Küresel rekabet için Türkiye'nin fikri mülkiyet stratejisi
Günümüz ekonomisinde, fikri mülkiyet hakları, işletmelerin sürdürülebilir bir ekonomik büyüme hedefi ve küresel piyasalarda rekabet edebilmeleri için kilit bir rol oynuyor. Türkiye’nin de sürdürülebilir bir ekonomik büyüme ve yenilikçi bir toplum hedefi için, fikri mülkiyet bilincini daha yaygın hale getirmesi gerekiyor.
Günümüz ekonomisinde, fikri mülkiyet hakları, işletmelerin sürdürülebilir bir ekonomik büyüme hedefi ve küresel piyasalarda rekabet edebilmeleri için kilit bir rol oynuyor. Türkiye’nin de sürdürülebilir bir ekonomik büyüme ve yenilikçi bir toplum hedefi için, fikri mülkiyet bilincini daha yaygın hale getirmesi gerekiyor.
Gün+Partners avukatı Hande Hançar Forbes Türkiye için yazdı
26 Kasım 2024, 14:40 Güncelleme: 03 Ekim 2025, 15:38
Dünyanın önde gelen ekonomileri, kalkınma planları çerçevesinde, fikri mülkiyete yönelik etkin ve kapsamlı yatırımlar yapıyor. Türkiye’nin de sürdürülebilir bir ekonomik büyüme ve yenilikçi bir toplum hedefi için, fikri mülkiyet bilincini daha yaygın hale getirmesi ve bu alanda güçlü bir ekosistem kurması gerekiyor. Son yıllarda gelişmeler gözlemlense de fikri mülkiyet bilinci hâlâ güçlendirilmesi gereken bir alan.
Türkiye’de fikri mülkiyet mevzuatı, özellikle, 2017 yılında Sınai Mülkiyet Kanununun da yürürlüğe girmesi ile uluslararası normlar ve standartlar ile birebir uyumlu hale geldi. Bunun yanı sıra teknolojik gelişmeler ve girişimcilik ekosisteminin büyümesi, fikri mülkiyetin önemine dair farkındalığı artırdı. Özellikle teknoloji transfer ofisleri, üniversiteler ve girişimcilik merkezleri bu bilincin yayılmasında önemli rol oynuyor.
Bununla birlikte; pek çok işletme, fikri mülkiyet haklarının ekonomik büyüme, yenilikçilik ve yaratıcılığı koruma üzerindeki kritik rolünü tam anlamıyla kavrayamadı. Bunun yanında, bir kısım işletmenin de yenilik ve yaratıcılık odaklı bir yaklaşım yerine kopyalama ve taklit faaliyetlerinde öne çıkması, Türkiye'nin bu alandaki potansiyelini ve imajını olumsuz etkiliyor.

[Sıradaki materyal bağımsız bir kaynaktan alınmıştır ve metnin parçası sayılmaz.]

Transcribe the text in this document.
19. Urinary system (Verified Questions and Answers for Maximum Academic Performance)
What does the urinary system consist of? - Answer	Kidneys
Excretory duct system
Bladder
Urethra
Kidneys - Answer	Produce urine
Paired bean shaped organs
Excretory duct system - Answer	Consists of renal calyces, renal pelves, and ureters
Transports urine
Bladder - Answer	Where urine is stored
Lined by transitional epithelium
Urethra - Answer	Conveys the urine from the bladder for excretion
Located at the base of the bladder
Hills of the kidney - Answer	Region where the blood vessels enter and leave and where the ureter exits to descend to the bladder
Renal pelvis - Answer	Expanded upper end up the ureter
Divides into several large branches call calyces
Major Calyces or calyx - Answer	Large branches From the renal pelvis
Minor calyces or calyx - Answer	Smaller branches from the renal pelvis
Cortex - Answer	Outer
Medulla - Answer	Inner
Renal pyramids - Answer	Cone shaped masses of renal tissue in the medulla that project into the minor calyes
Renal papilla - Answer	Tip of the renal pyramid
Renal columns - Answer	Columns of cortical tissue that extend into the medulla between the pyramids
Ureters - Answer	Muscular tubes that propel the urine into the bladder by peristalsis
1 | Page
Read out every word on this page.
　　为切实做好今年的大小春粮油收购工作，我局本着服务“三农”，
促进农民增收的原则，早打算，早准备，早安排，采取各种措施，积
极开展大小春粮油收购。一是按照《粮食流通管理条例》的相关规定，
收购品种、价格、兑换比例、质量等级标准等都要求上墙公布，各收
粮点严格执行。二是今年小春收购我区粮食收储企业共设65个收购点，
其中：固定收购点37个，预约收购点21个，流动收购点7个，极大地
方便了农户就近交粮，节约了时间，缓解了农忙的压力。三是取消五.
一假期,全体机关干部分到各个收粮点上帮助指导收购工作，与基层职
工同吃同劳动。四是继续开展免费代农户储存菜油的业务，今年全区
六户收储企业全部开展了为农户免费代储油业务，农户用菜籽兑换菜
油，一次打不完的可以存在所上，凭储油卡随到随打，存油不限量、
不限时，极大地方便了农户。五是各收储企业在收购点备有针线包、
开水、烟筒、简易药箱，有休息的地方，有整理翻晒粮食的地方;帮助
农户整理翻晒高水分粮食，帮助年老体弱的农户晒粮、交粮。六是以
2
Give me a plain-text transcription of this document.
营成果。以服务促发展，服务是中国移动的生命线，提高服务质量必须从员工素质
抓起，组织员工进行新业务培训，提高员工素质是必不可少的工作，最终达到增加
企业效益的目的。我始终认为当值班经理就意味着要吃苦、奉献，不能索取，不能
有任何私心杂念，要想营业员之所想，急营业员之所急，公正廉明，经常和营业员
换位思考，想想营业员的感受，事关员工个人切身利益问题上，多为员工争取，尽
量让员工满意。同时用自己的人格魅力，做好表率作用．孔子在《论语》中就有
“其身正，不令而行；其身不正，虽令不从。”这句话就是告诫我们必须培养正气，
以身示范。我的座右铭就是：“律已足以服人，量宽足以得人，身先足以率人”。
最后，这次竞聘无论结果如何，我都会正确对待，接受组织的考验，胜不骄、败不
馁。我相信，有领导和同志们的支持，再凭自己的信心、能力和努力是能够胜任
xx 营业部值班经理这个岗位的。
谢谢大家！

Hukuki çerçeve, fikri mülkiyet haklarının korunması için sağlam bir temel sunsa da uygulamadan kaynaklanan bazı engeller bulunduğundan etkin bir hukuki koruma sağlanması için bazı iyileştirmelerin yapılması gerekiyor.
Örneğin, özel fikri mülkiyet uzmanlık mahkemeleri bulunmasına rağmen, bu mahkemelerde görev yapan hakimlerden bazılarının- hakimlerin atanması sistemi sebebiyle- bu alandaki uzmanlık bilgisinin sınırlı olması önemli bir engel. Bu durum, gecikmelere, tutarsız kararlara ve verimsizliklere yol açıyor. Mahkeme süreçlerinin genel olarak bilirkişi raporları üzerinden ilerlemesi de yargılama sürelerini geciktiriyor. Ancak, bazı kapanan ihtisas mahkemelerinin yeniden açılması, yeni mahkemelerin kurulması ve mahkemelere ilgili alanda daha tecrübeli hakimlerin olumlu bir gelişme. Bütün bunların yanı sıra, sivil toplum kuruluşlarının, Adalet Bakanlığı ile etkileşimde bulunma çabaları, ayrıca Adalet Bakanlığı'nın hakimler için gerekli eğitimi sağlama girişimleri, hakimler arasındaki bilgi eksikliğinin giderilmesine yönelik çabaları gösteriyor.